Sidney Cohen, who by now was the dean of LSD researchers in Los Angeles, scrupulously avoided this scene and began to have second thoughts about the drug, or at least about the way it was now being used and discussed. According to his biographer, the historian Steven Novak, Cohen was made uncomfortable by the cultishness and aura of religiosity and magic that now wreathed LSD. Sounding a theme that would crop up repeatedly in the history of psychedelic research, Cohen struggled with the tension between the spiritual import of the LSD experience (and the mystical inclinations it brought out in its clinical practitioners) and the ethos of science to which he was devoted. He remained deeply ambivalent: LSD, he wrote in a 1959 letter to a colleague, had “opened a door from which we must not retreat merely because we feel uncomfortably unscientific at the threshold.” And yet that is precisely how the LSD work often made him feel: uncomfortably unscientific.

Cohen also began to wonder about the status of the insights that patients brought back from their journeys. He came to believe that “under LSD the fondest theories of the therapist are confirmed by his patient.” The expectancy effect was such that patients working with Freudian therapists returned with Freudian insights (framed in terms of childhood trauma, sexual drives, and oedipal emotions), while patients working with Jungian therapists returned with vivid archetypes from the attic of the collective unconscious, and Rankians with recovered memories of their birth traumas.

This radical suggestibility posed a scientific dilemma, surely, but was it necessarily a therapeutic dilemma as well? Perhaps not: Cohen wrote that “any explanation of the patient’s problems, if firmly believed by both the therapist and the patient, constitutes insight or is useful as insight.” Yet he qualified this perspective by acknowledging it was “nihilistic,” which, scientifically speaking, it surely was. For it takes psychotherapy perilously close to the world of shamanism and faith healing, a distinctly uncomfortable place for a scientist to be. And yet as long as it works, as long as it heals people, why should anyone care? (This is the same discomfort scientists feel about using placebos. It suggests an interesting way to think about psychedelics: as a kind of “active placebo,” to borrow a term proposed by Andrew Weil in his 1972 book, The Natural Mind. They do something, surely, but most of what that is may be self-generated. Or as Stanislav Grof put it, psychedelics are “nonspecific amplifiers” of mental processes.)
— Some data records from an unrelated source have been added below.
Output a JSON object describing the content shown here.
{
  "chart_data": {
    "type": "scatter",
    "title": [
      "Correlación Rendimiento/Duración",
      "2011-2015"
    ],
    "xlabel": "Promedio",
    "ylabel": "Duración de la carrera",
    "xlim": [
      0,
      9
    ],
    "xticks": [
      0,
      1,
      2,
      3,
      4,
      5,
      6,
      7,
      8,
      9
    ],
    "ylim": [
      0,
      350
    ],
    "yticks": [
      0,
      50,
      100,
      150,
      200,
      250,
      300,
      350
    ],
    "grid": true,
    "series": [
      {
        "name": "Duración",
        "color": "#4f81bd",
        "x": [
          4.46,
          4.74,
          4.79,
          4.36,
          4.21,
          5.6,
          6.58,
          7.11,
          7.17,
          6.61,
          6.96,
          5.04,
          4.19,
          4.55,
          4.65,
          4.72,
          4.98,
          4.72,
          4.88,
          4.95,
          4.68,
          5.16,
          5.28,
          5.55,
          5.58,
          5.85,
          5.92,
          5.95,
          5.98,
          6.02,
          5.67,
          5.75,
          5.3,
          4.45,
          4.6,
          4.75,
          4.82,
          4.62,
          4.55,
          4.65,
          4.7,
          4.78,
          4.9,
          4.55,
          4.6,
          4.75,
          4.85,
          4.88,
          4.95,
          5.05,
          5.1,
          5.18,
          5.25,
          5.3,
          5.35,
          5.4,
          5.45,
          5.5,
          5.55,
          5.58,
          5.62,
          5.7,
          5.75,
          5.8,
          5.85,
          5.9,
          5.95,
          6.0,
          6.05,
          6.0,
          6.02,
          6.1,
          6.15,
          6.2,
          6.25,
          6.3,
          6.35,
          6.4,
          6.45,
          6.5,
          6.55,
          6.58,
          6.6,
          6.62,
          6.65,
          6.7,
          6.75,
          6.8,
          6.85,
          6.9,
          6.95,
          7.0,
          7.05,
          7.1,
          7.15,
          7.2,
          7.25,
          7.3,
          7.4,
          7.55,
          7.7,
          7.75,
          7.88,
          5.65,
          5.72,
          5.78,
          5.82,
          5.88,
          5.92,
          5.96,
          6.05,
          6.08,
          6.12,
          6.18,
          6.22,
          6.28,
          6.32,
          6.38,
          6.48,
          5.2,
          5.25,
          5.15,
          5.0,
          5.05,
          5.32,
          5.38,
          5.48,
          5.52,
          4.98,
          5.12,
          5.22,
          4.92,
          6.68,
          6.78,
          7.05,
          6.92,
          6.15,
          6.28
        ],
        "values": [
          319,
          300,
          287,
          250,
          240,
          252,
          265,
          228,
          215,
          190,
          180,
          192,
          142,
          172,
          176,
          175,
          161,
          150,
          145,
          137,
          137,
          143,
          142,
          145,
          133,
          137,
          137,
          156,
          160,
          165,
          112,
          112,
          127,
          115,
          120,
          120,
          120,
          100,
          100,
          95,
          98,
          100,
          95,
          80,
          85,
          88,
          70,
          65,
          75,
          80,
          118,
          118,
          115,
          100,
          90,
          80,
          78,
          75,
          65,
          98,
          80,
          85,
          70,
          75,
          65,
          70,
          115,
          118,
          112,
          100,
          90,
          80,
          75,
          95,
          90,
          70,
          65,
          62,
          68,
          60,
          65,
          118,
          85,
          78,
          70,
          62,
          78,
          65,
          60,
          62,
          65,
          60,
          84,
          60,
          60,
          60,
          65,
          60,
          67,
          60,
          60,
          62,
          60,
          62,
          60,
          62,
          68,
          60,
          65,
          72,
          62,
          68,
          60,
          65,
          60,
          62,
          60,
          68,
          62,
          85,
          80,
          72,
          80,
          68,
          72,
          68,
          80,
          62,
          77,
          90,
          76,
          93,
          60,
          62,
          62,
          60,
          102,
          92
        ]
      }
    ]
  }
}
Cohen’s thoughtful ambivalence about LSD, which he would continue to feel until the end of his career, marks him as that rare figure in a world densely populated by psychedelic evangelists: the open-minded skeptic, a man capable of holding contrary ideas in his head. Cohen continued to believe in the therapeutic power of LSD, especially in the treatment of anxiety in cancer patients, which he wrote about, enthusiastically, for Harper’s in 1965. There, he called it “therapy by self-transcendence,” suggesting he saw a role in Western medicine for what would come to be called applied mysticism. Yet Cohen never hesitated to call attention to the abuses and dangers of LSD, or to call out his more fervent colleagues when they strayed too far off the path of science—the path from which the siren song of psychedelics would lure so many.

• • • BACK IN SASKATCHEWAN, Humphry Osmond and Abram Hoffer had taken a very different path after the collapse of the psychotomimetic paradigm, though this path, too, ended up complicating their own relationship to science. Struggling to formulate a new therapeutic model for LSD, they turned to a pair of brilliant amateurs—one a famous author, Aldous Huxley, and the other an obscure former bootlegger and gunrunner, spy, inventor, boat captain, ex-con, and Catholic mystic named Al Hubbard. These two most unlikely nonscientists would help the Canadian psychiatrists reconceptualize the LSD experience and develop the therapeutic protocol that is still in use today.